Breast conserving surgery followed by radiotherapy is the gold standard treatment for
early breast cancer. Cases with unfavorable tumor volume to breast volume ratio or
challenging localizations are at higher risk of margin infiltration or poor aesthetic
outcomes. While margin infiltration represents one of the strongest predictors of local
recurrence, unappealing cosmetic results may significantly impair survivors' quality of
life. Over the past two decades, the adoption of oncoplastic breast conserving surgery
(OBCS) techniques has shown promise in improving both oncological and aesthetic outcomes
after breast cancer surgery. Partial breast volume reconstruction (PBR) after OBCS is
obtained through volume displacement (which involves remodelling and redistributing
glandular tissue) and volume replacement (when the volume used to reconstruct the defect
comes from an extramammary site) techniques.
One of the greatest examples of volume replacement techniques in breast surgery involves
the use of chest wall perforator flaps (CWPF). The use of these well-vascularized
dermo-adipose flaps offers oncologically safe wide resection while obtaining excellent
cosmetic outcomes. It is particularly suitable for patients with non-ptotic small to
medium-sized breasts and cases with an unfavorable tumor volume to breast volume ratio.
CWPFs can decrease mastectomy rates in breast cancer surgery, thus avoiding the
disadvantages associated with implant-based reconstruction. Consequently, the need of
contralateral simmetrization is also diminished.
CWPFs are vascularized by perforator arteries that arise from the chest wall (mainly
branches of the axillary artery, or intercostal arteries deriving from the internal
mammary artery).
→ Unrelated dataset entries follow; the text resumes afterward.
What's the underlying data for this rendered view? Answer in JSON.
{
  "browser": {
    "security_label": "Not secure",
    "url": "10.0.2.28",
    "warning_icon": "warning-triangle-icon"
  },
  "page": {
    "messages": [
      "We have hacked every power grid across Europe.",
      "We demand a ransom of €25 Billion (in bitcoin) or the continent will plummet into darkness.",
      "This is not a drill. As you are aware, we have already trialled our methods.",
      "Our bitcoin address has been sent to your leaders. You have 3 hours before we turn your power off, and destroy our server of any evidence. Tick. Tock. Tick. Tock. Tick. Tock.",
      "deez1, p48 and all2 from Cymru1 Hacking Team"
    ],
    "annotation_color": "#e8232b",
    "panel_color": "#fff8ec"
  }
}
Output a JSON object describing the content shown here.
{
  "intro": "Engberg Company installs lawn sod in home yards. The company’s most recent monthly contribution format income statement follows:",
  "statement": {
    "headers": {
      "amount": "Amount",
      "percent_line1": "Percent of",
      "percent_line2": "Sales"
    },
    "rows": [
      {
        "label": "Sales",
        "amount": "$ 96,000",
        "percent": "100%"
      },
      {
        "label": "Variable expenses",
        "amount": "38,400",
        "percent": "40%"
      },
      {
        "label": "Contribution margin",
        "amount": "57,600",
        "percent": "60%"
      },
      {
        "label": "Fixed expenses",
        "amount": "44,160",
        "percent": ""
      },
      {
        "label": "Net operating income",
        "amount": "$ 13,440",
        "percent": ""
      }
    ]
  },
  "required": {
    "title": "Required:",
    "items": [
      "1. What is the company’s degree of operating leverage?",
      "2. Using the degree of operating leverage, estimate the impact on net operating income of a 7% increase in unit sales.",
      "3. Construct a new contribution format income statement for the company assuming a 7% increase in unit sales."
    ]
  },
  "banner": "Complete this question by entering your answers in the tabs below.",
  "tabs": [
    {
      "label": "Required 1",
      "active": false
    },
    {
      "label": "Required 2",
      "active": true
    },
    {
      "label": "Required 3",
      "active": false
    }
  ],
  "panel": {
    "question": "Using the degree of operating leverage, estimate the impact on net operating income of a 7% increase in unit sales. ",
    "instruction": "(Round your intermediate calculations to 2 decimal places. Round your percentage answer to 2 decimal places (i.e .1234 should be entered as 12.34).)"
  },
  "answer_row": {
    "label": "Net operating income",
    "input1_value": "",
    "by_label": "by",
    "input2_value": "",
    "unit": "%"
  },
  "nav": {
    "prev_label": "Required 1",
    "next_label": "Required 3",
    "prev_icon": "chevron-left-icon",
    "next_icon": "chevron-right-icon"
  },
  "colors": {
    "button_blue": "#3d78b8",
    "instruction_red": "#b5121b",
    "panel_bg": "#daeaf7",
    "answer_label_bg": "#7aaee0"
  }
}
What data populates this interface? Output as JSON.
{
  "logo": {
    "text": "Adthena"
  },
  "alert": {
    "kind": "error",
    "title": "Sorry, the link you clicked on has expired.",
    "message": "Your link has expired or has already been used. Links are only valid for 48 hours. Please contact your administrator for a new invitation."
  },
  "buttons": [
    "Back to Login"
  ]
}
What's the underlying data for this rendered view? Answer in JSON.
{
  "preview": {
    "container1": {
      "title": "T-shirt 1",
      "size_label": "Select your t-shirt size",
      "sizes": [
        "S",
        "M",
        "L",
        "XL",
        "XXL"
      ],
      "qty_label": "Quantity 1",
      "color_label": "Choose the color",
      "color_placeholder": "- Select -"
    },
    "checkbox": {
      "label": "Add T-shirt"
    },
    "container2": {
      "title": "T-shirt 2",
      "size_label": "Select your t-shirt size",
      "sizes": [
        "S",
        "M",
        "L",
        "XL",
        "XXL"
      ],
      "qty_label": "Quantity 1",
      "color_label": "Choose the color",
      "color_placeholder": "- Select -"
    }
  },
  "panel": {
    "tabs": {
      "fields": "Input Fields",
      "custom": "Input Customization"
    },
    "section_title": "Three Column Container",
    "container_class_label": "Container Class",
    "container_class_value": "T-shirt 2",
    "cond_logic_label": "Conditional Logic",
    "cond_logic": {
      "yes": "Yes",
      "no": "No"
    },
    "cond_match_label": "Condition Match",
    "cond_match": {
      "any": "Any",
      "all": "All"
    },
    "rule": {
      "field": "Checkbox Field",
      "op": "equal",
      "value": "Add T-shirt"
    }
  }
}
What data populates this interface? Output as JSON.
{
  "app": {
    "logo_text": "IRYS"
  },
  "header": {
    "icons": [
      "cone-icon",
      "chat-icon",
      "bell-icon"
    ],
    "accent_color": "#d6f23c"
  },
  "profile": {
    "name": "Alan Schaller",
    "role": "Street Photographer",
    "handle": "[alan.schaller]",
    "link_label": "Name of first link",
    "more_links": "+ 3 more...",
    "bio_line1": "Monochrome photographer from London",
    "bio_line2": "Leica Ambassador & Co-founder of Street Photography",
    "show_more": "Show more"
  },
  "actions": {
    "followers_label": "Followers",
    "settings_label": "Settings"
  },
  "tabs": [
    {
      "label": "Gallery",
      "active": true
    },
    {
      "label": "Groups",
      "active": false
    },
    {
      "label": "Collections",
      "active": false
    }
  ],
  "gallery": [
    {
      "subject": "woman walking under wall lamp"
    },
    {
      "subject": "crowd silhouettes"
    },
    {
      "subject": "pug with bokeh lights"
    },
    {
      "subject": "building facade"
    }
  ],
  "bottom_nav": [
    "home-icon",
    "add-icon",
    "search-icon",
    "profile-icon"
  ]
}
While cadaver labs and radiologic studies demonstrated a reliable and
coherent localization of perforator arteries, the use of Doppler Ultrasound is often
required to localize the perforators and test their reliability. Compared to the
traditional myocutaneous flaps (such as the latissimus dorsi flap), CWPFs spare the
underlying muscles minimizing donor site morbidity and enabling rapid post-operative
recovery, low post-operative complication rates, post-operative pain, and loss of
function. All these advantages may result in high levels of patients' satisfaction.
Additionally, CWPFs avoid the microsurgical anastomoses required for free flaps.
All breast quadrants defects could be restored with CWPFs, with the Thoraco-Dorsal Artery
Perforator (TDAP), Lateral-Thoracic Artery Perforators (LTAP) and Lateral Intercostal
Artery Perforator (LICAP) Flaps particularly suitable for reconstructing lateral
quadrant; the Anterior Intercostal Artery Perforator (AICAP) Flap for the lower quadrants
and the Internal Mammary Artery Perforator (IMAP) Flaps for volume defects at inner
quadrants.
Although existing literature reports promising results, the use of CWPFs remains
emerging, and OBCS with CWPFs is currently limited to select high-volume breast centers.
The collection of robust clinical data is essential to validate these potential
advantages and facilitate the broader adoption of this technique.
This multicentric retrospective observational study aims to collect evidence about the
surgical and oncological outcomes of OBCS with CWPFs, to evaluate the potential benefits
associated with the use of this innovative technique.